If you’re not experienced in content creation, consult Google Search Central (formerly Google Webmasters) for guidance as you proceed.
Cannibalism is occurring
Cannibalization within a website can make it harder to be indexed. To begin with, the term “cannibalization” directly translates to “cannibalism” in English, which carries the meaning of consuming one’s own kind. In a figurative sense, it refers to a situation where multiple pages within a website target the same keyword, causing competition among those pages for the keyword.
When cannibalization occurs, Google may struggle to decide which article to index preferentially. As a result, a page that the author did not intend may be prioritized for indexing, leading to significant delays in indexing the intended pages.
If you realize that cannibalization is occurring and it’s a significant issue, consider the following solutions
- Merge duplicate elements between pages
- Consolidate the pages themselves
- Link the pages to each other with internal links
Using Technologies That Google Cannot Read
Google can index certain file formats but not others. Essentially, a website is composed of a combination of files and folders placed on a server. If the file formats used here are unreadable by Google, they will not be indexed. The file formats that can be indexed include the following:
- Text (.txt, .text, and other file extensions). This includes the source code of common programming languages such as
- Basic source code (.bas)
- C, C++ source code (.c, .cc, .cpp, .cxx, .h, .hpp)
- C# source code (.cs)
- Java source code (.java)
- Perl source code (.pl)
- Python source code (.py)
Citation: File Formats That Can Be Indexed by Google
For more details on the file formats that can be indexed, you can check on Google Search Central’s page about file formats that Google can index.
Instructions That Block Indexing
There are instructions that can block Google’s indexing, and if these instructions are set mistakenly, the page will not be indexed. There are mainly two types of instructions:
- robots.txt
- noindex
The former is a text file that contains instructions to deny crawling, typically placed in the root directory where the website is installed. The latter is a value used in HTML language that denies indexing. If either is set, the page will generally not be indexed, so be cautious.
Related Article: What is robots.txt? Explaining the Purpose and How to Write It
Domain Has Been Penalized by Google
A domain is like an address that indicates the location of a website. If there have been serious violations of Google’s policies in the past, the domain may be penalized.
Especially, violations that fit the policies against spam in Google’s Web Search as mentioned in Google Search Central are a concern.

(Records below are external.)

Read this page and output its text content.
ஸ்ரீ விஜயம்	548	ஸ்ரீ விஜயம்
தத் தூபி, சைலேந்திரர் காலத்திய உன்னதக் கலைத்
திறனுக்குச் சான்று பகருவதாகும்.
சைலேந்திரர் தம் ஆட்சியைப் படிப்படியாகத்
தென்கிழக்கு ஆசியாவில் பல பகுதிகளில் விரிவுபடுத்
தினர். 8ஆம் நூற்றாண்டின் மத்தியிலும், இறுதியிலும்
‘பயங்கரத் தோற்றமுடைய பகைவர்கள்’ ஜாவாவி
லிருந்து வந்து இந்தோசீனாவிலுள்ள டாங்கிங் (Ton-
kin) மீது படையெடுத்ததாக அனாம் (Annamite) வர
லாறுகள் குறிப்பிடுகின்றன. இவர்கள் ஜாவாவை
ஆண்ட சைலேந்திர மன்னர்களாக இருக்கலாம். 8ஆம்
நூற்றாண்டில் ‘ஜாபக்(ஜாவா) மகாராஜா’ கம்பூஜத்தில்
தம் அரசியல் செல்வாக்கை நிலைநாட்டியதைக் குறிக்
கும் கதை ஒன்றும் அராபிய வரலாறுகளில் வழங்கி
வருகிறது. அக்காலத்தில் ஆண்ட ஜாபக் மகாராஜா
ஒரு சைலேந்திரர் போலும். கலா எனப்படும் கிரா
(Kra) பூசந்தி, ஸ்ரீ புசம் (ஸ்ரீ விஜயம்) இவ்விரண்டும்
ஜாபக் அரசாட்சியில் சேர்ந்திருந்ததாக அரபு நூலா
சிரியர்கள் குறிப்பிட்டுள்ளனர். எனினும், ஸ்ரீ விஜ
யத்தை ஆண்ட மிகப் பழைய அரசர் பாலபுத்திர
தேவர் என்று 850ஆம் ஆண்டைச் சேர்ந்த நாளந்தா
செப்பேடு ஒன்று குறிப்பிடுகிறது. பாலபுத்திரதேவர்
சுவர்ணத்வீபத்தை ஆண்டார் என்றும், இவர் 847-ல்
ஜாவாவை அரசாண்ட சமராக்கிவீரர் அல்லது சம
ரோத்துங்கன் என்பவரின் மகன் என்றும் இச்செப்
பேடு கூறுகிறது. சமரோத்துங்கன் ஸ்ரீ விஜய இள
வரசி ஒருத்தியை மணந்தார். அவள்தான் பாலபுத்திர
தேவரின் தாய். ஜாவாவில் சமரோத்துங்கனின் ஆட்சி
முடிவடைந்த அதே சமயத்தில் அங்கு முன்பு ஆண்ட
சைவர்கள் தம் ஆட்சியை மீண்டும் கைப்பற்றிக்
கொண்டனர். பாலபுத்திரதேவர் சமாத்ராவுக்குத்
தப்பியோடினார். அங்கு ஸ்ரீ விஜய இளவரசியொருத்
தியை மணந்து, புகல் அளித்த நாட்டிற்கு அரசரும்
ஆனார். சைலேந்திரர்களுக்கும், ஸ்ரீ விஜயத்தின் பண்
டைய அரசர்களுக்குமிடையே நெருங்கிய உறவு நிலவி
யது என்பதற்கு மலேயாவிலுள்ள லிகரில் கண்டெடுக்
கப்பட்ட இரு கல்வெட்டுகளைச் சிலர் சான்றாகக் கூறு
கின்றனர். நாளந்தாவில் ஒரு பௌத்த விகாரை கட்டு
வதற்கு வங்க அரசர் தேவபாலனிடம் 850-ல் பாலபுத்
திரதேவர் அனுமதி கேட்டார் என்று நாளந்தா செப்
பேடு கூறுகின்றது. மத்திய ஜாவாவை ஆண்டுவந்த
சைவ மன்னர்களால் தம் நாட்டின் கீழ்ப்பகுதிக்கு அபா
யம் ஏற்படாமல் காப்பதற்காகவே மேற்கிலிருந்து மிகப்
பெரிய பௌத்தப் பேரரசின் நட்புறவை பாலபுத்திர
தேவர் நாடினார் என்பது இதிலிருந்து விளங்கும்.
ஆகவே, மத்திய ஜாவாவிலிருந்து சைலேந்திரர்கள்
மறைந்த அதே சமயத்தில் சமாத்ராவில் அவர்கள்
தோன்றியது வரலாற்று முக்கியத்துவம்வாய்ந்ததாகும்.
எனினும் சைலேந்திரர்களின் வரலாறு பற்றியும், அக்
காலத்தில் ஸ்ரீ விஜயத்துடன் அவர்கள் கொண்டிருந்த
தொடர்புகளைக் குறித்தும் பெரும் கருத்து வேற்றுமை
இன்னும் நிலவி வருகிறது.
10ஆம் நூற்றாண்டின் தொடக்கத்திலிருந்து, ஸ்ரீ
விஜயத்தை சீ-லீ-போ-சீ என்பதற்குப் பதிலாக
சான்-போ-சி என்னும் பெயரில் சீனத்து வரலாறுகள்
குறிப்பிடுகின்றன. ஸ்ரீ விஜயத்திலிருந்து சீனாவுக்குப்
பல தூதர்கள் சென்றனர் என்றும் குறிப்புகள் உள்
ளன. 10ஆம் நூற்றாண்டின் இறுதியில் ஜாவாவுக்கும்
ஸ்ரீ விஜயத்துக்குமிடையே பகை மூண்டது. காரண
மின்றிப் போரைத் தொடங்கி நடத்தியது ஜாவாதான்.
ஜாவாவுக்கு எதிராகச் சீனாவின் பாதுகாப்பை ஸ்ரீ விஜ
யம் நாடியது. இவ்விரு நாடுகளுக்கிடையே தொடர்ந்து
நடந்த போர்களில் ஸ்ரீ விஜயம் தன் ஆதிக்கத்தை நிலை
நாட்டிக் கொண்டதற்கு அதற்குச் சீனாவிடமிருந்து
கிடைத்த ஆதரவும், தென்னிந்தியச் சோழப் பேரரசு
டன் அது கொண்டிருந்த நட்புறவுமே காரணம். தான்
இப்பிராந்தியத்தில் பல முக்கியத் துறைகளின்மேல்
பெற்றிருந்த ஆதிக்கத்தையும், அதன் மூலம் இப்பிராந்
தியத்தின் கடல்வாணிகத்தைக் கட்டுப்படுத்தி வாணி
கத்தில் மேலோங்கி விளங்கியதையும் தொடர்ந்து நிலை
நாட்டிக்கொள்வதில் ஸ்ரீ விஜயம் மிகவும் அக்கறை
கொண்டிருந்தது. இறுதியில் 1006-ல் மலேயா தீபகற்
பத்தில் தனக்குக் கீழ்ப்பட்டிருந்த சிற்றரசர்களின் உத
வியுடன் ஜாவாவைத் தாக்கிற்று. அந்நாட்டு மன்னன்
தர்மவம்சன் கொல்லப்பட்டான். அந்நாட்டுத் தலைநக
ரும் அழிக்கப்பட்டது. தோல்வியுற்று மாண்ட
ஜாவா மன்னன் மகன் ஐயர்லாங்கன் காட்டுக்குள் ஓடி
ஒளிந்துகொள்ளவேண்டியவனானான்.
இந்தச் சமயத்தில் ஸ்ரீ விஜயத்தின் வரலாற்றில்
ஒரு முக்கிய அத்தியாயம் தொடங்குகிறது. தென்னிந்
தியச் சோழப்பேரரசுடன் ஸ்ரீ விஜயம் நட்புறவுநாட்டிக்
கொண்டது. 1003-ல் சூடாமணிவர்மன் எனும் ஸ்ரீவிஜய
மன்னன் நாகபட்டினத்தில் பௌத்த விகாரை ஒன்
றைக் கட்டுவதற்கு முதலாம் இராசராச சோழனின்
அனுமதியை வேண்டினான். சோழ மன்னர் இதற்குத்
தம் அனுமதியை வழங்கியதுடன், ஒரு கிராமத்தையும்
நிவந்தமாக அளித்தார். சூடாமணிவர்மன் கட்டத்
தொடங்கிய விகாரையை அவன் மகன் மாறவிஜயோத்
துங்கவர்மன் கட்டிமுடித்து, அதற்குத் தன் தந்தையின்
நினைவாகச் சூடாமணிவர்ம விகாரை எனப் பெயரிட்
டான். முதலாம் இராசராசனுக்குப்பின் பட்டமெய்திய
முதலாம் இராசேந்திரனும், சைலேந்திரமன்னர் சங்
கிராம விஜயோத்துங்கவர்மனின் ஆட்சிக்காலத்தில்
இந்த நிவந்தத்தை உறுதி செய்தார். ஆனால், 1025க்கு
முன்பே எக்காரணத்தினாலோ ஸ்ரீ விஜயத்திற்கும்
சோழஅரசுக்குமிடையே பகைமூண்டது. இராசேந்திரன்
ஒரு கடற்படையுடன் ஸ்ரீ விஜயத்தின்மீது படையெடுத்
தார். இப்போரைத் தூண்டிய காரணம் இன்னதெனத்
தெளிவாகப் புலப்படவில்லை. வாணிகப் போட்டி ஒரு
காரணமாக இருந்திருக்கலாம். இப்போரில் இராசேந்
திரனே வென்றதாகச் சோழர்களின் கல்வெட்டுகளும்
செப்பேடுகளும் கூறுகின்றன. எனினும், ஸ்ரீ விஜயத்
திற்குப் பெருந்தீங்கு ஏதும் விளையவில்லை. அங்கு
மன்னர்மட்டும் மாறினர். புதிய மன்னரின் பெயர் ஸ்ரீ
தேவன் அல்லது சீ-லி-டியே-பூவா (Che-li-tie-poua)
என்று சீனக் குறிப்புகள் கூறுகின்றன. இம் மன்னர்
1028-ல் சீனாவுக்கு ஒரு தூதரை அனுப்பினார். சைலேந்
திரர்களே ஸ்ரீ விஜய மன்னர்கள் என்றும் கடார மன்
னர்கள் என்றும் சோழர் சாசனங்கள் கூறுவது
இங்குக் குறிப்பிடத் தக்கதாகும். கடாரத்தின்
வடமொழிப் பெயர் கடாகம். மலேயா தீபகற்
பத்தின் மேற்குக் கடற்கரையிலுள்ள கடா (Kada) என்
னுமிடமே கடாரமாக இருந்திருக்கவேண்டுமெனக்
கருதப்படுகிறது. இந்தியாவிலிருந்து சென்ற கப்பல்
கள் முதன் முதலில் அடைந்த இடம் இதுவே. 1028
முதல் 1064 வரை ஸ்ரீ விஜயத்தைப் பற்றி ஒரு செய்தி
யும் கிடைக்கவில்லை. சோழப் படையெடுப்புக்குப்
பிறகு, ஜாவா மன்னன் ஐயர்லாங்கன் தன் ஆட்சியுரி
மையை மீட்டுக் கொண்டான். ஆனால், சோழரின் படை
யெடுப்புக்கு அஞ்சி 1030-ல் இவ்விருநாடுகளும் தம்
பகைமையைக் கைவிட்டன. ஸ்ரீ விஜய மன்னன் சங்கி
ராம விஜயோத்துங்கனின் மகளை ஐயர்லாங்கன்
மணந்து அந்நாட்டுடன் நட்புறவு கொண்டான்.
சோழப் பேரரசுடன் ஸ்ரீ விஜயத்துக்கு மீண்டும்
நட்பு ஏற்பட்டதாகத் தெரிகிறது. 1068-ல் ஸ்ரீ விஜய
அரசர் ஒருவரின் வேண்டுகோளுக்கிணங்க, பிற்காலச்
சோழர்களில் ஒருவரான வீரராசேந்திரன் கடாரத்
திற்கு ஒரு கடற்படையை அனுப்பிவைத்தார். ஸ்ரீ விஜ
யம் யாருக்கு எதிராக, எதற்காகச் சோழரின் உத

In some cases, no matter how high-quality the content you create is, it might not be indexed at all.
There are two patterns when a domain is penalized.
- The domain has been penalized for violations committed by the company or individual in the past.
- The previous owner of a second-hand domain that was acquired has been penalized for violations.
Typically, it’s rare for beginners in website operation to use second-hand domains. However, there are cases where a newly acquired domain turns out to be a second-hand domain without the buyer’s knowledge. If unsure, consider checking the domain’s history using tools like the Wayback Machine.
Related Article: What is the Wayback Machine?
If it’s determined that the domain has been penalized by Google, consider changing the domain.
A Certain Amount of Time is Needed for Indexing
Not limited to new sites, indexing inherently requires a certain amount of time. While it may happen as quickly as within a day, it can also take over a month in slower cases. If you’ve explored various measures and still aren’t indexed, consider waiting some time.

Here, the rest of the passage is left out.